In the Cohort 1936 it was found that regarding whole generations (not individuals) [11] the social mobility between father’s and participant’s generation is: 50.7% of the participant generation have moved upward in relation to their fathers, 22.1% had moved downwards, and 27.2% had remained stable in their social class. There was a lack of social mobility in the offspring generation as a whole. However, there was definitely individual offspring movement on the social class ladder: 31.4% had higher social class attainment than their participant parents (grandparents), 33.7% moved downward, and 33.9% stayed stable. Participant’s childhood mental ability was linked to social class in all three generations. A very important pattern has also been confirmed: average years of education increased with social class and IQ.
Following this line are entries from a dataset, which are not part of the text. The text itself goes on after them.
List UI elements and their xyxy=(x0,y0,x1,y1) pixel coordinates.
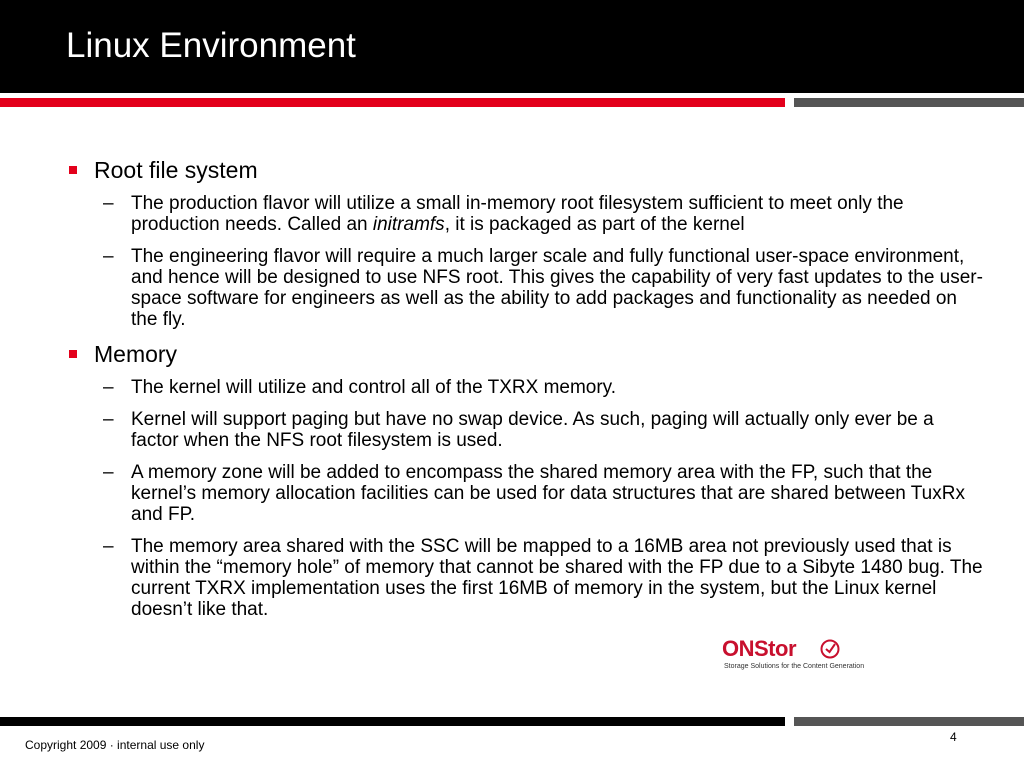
logo-tagline: Storage Solutions for the Content Generation xyxy=(724,663,865,670)
bottom-gray-stripe xyxy=(794,717,1024,726)
dash-icon: – xyxy=(103,193,114,214)
dash-icon: – xyxy=(103,377,114,398)
footer-copyright: Copyright 2009 · internal use only xyxy=(25,738,205,752)
sub-bullet-text: A memory zone will be added to encompass the shared memory area with the FP, such that the kernel’s memory allocation facilities can be used for data structures that are shared between TuxRx and FP. xyxy=(131,462,965,525)
sub-bullet-text: The engineering flavor will require a much larger scale and fully functional user-space environment, and hence will be designed to use NFS root. This gives the capability of very fast updates to the user-space software for engineers as well as the ability to add packages and functionality as needed on the fly. xyxy=(131,246,983,330)
bullet-square-icon xyxy=(69,166,77,174)
sub-bullet xyxy=(66,377,986,398)
page-number: 4 xyxy=(950,730,957,744)
sub-bullet-text: The kernel will utilize and control all of the TXRX memory. xyxy=(131,377,617,398)
sub-bullet xyxy=(66,462,986,525)
sub-bullet xyxy=(66,536,986,620)
bullet-root-file-system xyxy=(66,157,986,183)
top-gray-stripe xyxy=(794,98,1024,107)
onstor-logo xyxy=(722,636,872,676)
dash-icon: – xyxy=(103,246,114,267)
slide-title: Linux Environment xyxy=(66,26,356,65)
bullet-memory xyxy=(66,341,986,367)
check-circle-icon xyxy=(819,637,841,659)
bullet-square-icon xyxy=(69,350,77,358)
top-accent-stripe xyxy=(0,98,785,107)
bullet-text: Root file system xyxy=(94,157,258,183)
sub-bullet-text: Kernel will support paging but have no swap device. As such, paging will actually only ever be a factor when the NFS root filesystem is used. xyxy=(131,409,934,451)
dash-icon: – xyxy=(103,409,114,430)
sub-bullet-text: The production flavor will utilize a small in-memory root filesystem sufficient to meet only the production needs. Called an initramfs, it is packaged as part of the kernel xyxy=(131,193,904,235)
dash-icon: – xyxy=(103,462,114,483)
bottom-black-stripe xyxy=(0,717,785,726)
sub-bullet xyxy=(66,409,986,451)
logo-name: ONStor xyxy=(722,636,796,661)
slide-body xyxy=(66,157,986,631)
sub-bullet xyxy=(66,193,986,235)
title-bar xyxy=(0,0,1024,93)
dash-icon: – xyxy=(103,536,114,557)
sub-bullet xyxy=(66,246,986,330)
bullet-text: Memory xyxy=(94,341,178,367)
sub-bullet-text: The memory area shared with the SSC will be mapped to a 16MB area not previously used that is within the “memory hole” of memory that cannot be shared with the FP due to a Sibyte 1480 bug. The current TXRX implementation uses the first 16MB of memory in the system, but the Linux kernel doesn’t like that. xyxy=(131,536,983,620)
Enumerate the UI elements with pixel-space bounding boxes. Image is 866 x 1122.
There were some great contributors to social class attainment and social class mobility in the twentieth century: Both social class attainment and social mobility are influenced by pre-existing levels of mental ability[11], which was in consistence with other studies [17] [19][20][21]. So, the role of individual level mental ability in pursuit of educational attainment – professional positions require specific educational credentials. Furthermore, educational attainment contributes to social class attainment through the contribution of mental ability to educational attainment. Even further, mental ability can contribute to social class attainment independent of actual educational attainment, as in when the educational attainment is prevented, individuals with higher mental ability manage to make use of the mental ability to work their way up on the social ladder. This study made clear that intergenerational transmission of educational attainment is one of the key ways in which social class was maintained within family, and there was also evidence that education attainment was increasing over time. Finally, the results suggest that social mobility (moving upward and downward) has increased in recent years in Britain. Which according to Burt[21] is important because an overall mobility of about 22% is needed to keep the distribution of intelligence relatively constant from one generation to the other within each occupational category.